Teladoc isn’t dead. But it’s stuck. To survive, it needs to do three things:
- Stop giving away visits. Raise prices on new contracts. Let go of the ones that lose money.
- Focus on chronic care. Build real care teams-nurses, care coordinators, dietitians-that follow patients for months, not minutes.
- Partner with providers who get paid for outcomes, not visits. Work with value-based health plans that reward you for keeping people healthy.
Right now, Teladoc is a transactional service. The future of healthcare is relational. If it doesn’t shift, it won’t just keep losing money-it’ll disappear.
Is telehealth broken?
No. But Teladoc’s version of it is. Telehealth works when it’s part of a bigger system-when it connects to your primary care doctor, your pharmacy, your lab results, and your insurance data. Teladoc is still operating like a standalone app. And apps don’t fix healthcare.
Other companies are learning this. One startup in Boston, for example, connects telehealth visits directly to a patient’s electronic health record. If you talk to a doctor about high cholesterol, the system automatically flags your last lipid panel and suggests a follow-up test. That’s care. That’s value.
Teladoc hasn’t built that yet. And until it does, the losses will keep climbing.
Why is Teladoc losing money if so many people use it?
Teladoc has more users than ever, but it’s charging too little per visit. Most of its revenue comes from bulk contracts with employers and insurers that pay below cost. Each visit often loses money, and with millions of visits a year, those losses add up fast.
Did Teladoc make bad acquisitions?
Yes. The $1.8 billion purchase of Livongo and the $2.1 billion buy of BetterHelp were major missteps. Both companies were profitable on their own, but integrating them cost far more than expected. The systems didn’t work together, customers got confused, and Teladoc wrote off over $1 billion in goodwill. The acquisitions didn’t create synergy-they created debt.

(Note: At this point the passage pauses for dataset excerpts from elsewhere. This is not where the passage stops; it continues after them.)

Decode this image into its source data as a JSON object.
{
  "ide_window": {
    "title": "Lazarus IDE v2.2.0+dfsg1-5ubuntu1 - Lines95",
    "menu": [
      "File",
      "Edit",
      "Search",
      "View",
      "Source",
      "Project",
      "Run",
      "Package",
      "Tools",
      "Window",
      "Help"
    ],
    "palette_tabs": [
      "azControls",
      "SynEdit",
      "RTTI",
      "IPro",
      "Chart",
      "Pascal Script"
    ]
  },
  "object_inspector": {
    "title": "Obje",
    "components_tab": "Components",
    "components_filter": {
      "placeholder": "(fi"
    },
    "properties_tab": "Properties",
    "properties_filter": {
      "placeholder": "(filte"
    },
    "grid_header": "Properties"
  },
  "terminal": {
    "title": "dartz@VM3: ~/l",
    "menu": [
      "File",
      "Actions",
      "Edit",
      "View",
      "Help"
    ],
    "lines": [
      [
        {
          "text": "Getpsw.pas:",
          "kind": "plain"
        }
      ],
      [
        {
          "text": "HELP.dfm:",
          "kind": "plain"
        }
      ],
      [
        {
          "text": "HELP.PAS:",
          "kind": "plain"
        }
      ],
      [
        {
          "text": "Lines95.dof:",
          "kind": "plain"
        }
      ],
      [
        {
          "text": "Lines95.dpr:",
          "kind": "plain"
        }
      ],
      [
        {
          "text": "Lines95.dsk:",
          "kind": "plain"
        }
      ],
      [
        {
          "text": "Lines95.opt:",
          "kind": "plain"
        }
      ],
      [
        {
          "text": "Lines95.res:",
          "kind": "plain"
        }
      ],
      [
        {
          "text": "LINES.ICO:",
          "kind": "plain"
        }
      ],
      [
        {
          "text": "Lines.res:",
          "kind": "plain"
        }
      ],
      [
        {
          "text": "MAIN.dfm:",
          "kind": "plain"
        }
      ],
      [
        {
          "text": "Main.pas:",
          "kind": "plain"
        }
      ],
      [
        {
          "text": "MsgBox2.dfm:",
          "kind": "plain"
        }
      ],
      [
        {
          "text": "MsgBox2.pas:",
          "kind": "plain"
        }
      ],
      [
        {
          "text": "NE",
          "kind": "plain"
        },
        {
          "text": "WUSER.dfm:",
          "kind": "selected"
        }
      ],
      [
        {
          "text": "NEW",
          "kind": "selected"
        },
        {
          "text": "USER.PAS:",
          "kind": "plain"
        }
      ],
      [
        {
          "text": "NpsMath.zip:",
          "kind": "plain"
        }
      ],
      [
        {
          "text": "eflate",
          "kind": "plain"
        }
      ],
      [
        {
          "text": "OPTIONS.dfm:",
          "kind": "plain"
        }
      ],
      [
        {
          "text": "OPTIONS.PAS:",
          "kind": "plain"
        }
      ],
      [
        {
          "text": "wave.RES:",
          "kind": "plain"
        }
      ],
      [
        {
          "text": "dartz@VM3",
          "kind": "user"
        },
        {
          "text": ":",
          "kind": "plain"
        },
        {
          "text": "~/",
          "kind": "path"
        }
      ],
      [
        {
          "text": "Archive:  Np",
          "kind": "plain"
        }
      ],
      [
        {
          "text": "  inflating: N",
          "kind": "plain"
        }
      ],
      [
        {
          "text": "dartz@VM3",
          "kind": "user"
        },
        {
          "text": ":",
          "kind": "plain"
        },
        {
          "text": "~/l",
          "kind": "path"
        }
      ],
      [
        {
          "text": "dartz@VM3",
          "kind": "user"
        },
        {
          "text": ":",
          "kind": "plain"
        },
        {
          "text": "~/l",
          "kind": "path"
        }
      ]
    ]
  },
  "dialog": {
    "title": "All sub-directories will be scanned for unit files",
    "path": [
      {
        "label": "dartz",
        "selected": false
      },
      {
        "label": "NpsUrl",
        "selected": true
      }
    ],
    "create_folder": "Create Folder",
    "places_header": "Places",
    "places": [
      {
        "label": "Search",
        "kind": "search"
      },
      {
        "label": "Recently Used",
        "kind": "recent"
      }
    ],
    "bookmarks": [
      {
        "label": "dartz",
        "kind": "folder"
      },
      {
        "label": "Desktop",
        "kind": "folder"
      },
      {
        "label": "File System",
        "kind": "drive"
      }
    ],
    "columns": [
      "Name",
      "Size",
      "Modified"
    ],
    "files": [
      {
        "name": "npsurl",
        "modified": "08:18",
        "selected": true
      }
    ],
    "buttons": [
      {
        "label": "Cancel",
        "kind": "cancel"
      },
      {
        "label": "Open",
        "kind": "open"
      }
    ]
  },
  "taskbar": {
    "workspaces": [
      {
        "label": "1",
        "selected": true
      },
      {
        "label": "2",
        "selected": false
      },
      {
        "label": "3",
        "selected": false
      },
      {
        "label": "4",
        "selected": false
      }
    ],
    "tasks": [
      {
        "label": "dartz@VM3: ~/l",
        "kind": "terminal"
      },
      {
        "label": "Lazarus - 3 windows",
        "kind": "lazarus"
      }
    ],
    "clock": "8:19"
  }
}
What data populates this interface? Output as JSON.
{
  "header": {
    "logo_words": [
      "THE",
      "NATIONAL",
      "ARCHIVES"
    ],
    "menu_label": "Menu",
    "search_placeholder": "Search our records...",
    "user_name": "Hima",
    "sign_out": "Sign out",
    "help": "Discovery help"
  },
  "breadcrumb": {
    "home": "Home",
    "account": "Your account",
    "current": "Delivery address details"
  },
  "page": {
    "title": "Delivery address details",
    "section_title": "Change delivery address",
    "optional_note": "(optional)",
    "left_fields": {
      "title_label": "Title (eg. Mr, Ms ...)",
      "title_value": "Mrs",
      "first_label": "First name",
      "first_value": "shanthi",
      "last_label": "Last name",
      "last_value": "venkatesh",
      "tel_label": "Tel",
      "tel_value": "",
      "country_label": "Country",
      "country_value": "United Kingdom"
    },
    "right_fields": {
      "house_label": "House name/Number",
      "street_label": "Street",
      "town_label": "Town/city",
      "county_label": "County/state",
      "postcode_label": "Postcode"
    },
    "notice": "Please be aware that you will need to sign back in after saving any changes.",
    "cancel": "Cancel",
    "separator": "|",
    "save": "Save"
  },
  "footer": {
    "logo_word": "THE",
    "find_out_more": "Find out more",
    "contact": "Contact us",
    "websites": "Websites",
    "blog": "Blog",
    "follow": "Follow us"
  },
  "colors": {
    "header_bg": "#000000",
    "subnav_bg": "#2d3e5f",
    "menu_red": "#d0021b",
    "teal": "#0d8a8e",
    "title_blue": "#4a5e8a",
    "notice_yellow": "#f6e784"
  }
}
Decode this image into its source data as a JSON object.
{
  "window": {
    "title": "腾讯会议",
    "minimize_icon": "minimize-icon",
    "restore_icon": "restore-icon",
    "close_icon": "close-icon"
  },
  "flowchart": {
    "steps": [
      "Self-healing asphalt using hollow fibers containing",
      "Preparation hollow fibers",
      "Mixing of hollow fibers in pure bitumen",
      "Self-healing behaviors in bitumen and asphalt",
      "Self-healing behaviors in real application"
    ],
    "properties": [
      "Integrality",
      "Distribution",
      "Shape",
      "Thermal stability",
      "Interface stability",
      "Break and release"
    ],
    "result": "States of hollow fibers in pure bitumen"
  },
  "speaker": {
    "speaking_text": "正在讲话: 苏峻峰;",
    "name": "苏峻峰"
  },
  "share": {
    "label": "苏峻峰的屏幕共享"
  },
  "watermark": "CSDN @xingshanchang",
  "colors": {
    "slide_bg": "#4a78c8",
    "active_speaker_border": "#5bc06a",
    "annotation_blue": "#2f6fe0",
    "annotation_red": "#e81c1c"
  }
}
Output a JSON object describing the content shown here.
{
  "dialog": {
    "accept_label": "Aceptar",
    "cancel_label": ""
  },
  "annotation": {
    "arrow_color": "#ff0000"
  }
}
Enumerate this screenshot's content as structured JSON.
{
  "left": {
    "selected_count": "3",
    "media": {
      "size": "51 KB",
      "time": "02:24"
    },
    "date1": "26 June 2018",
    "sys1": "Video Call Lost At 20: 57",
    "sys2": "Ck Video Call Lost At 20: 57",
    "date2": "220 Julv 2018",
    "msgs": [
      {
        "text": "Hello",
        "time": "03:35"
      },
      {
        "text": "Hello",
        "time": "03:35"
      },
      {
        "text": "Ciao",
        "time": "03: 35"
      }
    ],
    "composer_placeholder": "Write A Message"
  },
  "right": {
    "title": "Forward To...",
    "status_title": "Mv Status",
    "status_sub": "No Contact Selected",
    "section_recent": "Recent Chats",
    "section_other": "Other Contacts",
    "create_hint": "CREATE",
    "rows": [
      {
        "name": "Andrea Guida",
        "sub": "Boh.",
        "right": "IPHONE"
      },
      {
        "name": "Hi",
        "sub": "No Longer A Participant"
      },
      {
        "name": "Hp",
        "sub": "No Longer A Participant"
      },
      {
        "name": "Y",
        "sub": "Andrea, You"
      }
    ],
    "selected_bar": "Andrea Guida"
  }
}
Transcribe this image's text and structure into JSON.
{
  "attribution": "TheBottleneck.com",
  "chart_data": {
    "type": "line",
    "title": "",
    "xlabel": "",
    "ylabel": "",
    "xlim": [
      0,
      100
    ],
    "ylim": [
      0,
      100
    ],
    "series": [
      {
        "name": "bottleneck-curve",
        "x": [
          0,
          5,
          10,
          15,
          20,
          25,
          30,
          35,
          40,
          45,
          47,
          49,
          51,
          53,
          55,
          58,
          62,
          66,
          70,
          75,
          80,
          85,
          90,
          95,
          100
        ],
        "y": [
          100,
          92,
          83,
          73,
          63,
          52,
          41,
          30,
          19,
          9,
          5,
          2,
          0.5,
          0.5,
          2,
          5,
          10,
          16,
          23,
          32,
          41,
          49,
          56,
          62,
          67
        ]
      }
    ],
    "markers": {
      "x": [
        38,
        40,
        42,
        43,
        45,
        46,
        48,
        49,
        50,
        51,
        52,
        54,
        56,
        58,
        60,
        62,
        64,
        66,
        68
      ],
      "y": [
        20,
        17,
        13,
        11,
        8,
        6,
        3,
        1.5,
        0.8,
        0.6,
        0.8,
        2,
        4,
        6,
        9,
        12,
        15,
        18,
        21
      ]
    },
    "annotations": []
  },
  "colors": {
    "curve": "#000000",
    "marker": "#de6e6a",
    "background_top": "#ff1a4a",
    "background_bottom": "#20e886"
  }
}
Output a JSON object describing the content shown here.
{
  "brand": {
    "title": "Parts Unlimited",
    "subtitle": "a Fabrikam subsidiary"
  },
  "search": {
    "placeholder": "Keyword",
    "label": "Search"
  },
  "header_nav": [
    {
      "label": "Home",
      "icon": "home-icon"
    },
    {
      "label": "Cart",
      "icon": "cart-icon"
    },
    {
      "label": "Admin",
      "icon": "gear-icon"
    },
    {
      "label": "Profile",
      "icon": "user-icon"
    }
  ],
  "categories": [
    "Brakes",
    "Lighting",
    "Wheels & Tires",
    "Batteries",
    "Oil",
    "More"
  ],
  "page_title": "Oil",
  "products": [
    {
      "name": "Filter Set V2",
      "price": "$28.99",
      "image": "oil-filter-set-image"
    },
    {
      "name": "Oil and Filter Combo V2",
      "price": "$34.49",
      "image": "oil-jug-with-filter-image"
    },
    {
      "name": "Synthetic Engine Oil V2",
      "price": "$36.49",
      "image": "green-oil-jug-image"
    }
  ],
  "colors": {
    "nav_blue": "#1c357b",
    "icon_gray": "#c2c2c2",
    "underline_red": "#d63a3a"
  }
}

Can Teladoc compete with Amazon and CVS?
Not the way it’s trying to. Amazon and CVS use telehealth to drive sales of pharmacy products or insurance plans. Teladoc doesn’t have that backup revenue. It relies entirely on visit fees, which are being driven down by competitors who can afford to lose money on care to win other business.
Is telehealth itself failing?
No. Telehealth works well for simple issues like colds, rashes, or mental health check-ins. But Teladoc’s model is too shallow. The real future of telehealth is in managing chronic conditions with ongoing care teams-not 15-minute drop-in visits. Teladoc hasn’t made that shift yet.
What would make Teladoc profitable again?
Teladoc needs to stop selling visits at a loss, focus on long-term chronic care, and partner with value-based health plans that pay for outcomes, not volume. It also needs to integrate with electronic health records so care is continuous-not fragmented. Without those changes, it won’t turn a profit.